I’m sure you’ve read something that made you feel either uncomfortable or uneasy, that the entire book was setting the main character up for some horrible ending? For me, this was one of those books. I couldn’t read straight through, having to set it down every now and again. The foreshadowing was heavy and onerous, bulky and unwieldy as the hefty bags of sugar and corn that were used to make the story’s moonshine.
For that’s where this story is set: the world of moonshine. Lulu is beyond ready to escape the tiny town of Dale. She’s a great student and a “good girl” and has been accepted into college in far-away San Diego. Lulu has only one summer left in Dale, but her father, who has always encouraged her to broaden her horizons, has some awful news. Due to some bad investing, her college tuition is gone. She’s going to have to stay. Stay in Dale, stay at the junkyard where she works, stay home with her mother who can’t leave the house and her father who is traveling most of the time for his job.
She just can’t. Can’t give up her dreams, her plan, her exit.
So one day, when she realizes that she forgot to log in the arrival of a brand-new still at the junkyard/tow yard, she talks her best friend, Roni and Roni’s boyfriend into making money by “borrowing” the still and selling moonshine. They’ll make tons of money over one summer, and the money will give all of them the freedom to have the choices that they don’t have now. As luck would have it, the son of a long line of bootleggers gets into Lulu’s orbit, and he seems to be the missing piece to their enterprise.

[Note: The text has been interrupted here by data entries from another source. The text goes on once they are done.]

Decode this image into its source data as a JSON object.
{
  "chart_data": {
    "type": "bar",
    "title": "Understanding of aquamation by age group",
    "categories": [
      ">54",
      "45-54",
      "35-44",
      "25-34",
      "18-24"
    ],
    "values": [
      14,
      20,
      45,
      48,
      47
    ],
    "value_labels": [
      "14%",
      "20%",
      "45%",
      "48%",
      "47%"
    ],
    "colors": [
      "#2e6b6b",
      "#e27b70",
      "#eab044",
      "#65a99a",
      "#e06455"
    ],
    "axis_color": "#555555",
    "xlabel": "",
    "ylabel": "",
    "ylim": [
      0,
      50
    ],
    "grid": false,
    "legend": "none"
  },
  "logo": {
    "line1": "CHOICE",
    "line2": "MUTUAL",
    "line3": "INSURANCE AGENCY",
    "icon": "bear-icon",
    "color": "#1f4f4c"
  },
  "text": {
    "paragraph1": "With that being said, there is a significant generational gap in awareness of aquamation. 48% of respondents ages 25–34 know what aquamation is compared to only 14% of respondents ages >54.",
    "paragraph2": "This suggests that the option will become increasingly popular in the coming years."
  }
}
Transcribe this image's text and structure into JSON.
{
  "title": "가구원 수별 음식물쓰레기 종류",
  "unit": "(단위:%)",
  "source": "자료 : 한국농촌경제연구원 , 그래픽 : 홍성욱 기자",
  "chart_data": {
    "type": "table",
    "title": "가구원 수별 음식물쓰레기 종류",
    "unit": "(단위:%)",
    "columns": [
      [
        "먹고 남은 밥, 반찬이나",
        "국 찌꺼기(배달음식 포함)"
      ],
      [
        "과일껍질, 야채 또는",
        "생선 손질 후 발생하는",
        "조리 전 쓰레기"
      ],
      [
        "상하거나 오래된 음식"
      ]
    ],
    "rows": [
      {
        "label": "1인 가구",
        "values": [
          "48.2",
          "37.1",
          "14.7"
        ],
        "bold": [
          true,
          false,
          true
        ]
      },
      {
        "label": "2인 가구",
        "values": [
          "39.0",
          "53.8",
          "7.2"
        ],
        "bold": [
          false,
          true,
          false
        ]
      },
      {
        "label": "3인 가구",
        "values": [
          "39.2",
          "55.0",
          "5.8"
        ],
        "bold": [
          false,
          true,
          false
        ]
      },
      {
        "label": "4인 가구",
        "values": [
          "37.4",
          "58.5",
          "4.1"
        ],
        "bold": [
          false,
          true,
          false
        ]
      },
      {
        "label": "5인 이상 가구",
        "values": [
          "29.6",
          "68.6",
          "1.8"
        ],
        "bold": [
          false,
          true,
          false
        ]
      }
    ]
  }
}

Lulu has made it clear to everyone that she’s leaving Dale forever, but she never counted on the intense feelings she has for the damaged Mason.
The story is written like a letter from Lulu to Mason. This ups the ante a bit, meaning, you don’t know if one of them is in jail, dead, on a bender or in rehab. It also adds to the ominous feeling that it won’t be a happy ending. As obvious (and stupid) as this sounds, however, you really have to read to the end to know how it ends. There aren’t any pages wasted at the close.

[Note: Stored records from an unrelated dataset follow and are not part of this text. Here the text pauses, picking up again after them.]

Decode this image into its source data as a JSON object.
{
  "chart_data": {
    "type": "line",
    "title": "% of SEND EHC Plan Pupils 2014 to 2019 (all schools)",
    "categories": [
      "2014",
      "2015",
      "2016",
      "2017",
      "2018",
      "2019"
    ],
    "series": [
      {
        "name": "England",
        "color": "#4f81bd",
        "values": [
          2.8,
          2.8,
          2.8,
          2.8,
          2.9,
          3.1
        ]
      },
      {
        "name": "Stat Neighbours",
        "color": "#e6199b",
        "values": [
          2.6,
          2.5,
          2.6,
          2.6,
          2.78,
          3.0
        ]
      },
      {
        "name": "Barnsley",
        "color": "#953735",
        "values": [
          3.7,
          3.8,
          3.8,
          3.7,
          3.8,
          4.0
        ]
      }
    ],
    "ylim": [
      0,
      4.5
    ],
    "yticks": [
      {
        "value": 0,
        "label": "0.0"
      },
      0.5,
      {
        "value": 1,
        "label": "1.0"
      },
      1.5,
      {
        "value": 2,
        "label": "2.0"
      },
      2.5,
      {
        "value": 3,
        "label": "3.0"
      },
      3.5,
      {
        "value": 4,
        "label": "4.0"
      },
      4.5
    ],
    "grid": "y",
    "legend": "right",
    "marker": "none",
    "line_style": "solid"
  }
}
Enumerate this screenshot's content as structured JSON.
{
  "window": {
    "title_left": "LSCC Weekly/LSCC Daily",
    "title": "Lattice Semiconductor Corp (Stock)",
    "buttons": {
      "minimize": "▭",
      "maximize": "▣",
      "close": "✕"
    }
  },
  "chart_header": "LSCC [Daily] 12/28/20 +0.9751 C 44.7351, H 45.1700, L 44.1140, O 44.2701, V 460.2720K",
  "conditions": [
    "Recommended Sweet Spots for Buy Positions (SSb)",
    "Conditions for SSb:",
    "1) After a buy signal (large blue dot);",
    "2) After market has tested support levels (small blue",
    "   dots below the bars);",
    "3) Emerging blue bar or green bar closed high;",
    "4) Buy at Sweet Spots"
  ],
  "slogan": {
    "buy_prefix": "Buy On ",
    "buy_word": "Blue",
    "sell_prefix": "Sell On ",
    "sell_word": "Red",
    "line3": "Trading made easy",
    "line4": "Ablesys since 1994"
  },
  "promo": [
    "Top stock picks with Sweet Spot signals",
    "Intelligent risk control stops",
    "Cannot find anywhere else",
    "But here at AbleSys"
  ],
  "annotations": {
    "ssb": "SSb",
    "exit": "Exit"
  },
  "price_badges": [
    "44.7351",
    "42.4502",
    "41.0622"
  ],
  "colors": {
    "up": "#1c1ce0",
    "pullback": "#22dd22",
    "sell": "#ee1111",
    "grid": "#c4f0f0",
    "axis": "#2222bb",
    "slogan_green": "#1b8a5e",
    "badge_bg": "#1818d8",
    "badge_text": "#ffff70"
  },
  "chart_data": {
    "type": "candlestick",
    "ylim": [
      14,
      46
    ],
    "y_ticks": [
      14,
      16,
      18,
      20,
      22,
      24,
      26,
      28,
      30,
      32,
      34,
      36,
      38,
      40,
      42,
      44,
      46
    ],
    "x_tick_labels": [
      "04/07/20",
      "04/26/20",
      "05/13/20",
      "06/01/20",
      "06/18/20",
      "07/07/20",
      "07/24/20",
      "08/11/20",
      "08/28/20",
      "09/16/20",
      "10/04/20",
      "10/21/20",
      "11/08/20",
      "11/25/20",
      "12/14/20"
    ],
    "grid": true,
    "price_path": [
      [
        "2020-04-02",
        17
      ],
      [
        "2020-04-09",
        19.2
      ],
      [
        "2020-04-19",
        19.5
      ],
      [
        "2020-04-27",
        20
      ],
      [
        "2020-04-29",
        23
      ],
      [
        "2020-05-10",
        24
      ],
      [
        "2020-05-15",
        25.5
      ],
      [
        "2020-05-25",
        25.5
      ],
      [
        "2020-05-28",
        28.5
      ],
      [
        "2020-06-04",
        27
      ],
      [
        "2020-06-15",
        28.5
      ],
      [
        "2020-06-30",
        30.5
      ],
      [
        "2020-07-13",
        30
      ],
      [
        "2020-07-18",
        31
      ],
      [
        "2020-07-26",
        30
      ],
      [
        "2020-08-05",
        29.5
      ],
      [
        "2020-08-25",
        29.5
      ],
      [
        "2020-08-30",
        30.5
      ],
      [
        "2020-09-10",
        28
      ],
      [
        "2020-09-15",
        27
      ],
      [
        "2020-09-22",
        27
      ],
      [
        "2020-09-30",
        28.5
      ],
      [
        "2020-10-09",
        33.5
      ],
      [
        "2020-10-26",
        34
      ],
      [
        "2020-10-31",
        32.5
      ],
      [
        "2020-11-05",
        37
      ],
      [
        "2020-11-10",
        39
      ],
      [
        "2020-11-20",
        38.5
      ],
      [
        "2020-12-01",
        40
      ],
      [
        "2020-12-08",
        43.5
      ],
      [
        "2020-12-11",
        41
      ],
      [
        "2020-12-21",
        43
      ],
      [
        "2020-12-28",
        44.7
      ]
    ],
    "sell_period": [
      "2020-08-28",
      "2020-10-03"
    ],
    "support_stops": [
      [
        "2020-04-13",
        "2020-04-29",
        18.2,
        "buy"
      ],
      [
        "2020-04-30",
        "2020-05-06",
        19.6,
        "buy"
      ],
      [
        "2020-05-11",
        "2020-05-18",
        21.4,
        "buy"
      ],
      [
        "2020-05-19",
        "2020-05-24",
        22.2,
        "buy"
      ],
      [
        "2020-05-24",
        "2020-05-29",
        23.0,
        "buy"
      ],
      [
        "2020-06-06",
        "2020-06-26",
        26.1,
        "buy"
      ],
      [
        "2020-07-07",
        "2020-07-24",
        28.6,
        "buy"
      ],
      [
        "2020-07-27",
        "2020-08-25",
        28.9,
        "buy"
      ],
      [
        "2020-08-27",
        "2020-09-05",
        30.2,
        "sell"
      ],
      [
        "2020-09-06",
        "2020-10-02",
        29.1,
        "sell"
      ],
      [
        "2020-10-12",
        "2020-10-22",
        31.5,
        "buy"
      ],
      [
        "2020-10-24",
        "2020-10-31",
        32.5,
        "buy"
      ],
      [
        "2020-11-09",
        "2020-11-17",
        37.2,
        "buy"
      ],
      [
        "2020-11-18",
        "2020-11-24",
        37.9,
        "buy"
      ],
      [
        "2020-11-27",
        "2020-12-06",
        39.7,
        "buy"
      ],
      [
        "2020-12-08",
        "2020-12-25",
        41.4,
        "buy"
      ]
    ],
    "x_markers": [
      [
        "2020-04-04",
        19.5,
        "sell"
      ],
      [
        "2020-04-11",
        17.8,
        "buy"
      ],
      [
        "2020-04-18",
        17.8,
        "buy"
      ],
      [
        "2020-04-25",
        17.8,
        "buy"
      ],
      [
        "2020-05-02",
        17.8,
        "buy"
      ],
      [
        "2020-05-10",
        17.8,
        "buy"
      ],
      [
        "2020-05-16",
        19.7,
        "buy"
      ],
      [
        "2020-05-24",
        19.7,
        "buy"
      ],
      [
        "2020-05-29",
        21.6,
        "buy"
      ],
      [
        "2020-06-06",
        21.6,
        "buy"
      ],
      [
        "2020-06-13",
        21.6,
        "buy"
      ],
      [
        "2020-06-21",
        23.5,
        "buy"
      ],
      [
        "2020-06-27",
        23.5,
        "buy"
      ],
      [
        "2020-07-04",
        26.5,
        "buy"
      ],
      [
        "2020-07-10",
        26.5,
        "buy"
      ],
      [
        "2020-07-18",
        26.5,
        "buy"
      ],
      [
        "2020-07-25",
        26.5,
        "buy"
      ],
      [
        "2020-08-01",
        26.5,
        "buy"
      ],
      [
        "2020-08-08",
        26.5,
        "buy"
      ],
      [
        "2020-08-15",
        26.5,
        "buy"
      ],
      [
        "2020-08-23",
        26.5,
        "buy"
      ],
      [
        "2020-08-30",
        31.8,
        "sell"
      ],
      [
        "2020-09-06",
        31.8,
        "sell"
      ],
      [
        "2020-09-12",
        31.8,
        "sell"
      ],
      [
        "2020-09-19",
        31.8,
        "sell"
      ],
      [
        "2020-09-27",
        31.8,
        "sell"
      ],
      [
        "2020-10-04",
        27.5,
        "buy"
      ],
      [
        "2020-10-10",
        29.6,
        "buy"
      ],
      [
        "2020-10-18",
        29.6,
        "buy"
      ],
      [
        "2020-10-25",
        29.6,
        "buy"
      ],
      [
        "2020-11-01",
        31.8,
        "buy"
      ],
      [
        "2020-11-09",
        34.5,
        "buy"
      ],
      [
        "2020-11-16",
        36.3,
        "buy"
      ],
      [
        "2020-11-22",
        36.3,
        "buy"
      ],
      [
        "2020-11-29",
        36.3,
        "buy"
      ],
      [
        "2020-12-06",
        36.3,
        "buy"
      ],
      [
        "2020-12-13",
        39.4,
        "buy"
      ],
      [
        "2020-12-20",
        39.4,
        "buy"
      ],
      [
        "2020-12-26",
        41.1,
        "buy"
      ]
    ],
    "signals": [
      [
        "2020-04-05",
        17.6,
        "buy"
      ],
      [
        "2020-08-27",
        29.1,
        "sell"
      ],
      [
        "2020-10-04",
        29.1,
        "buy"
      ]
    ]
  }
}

This is a story of second chances, of dreaming, of looking beyond. It is also about being OK where you are…even if it is only for the present.
My Best Everything by Sarah Tomp was published March 3, 2015 by Little, Brown Books for Young Readers. A free copy of this book was given to Ink and Page in return for an honest review. Big thanks to the author, publisher and NetGalley.
Genre: Young Adult/New Adult Fiction Contemporary Romance
Ages: 14 and up
FYI: This book is about making moonshine and contains references to underage drinking, alcoholism, and sex.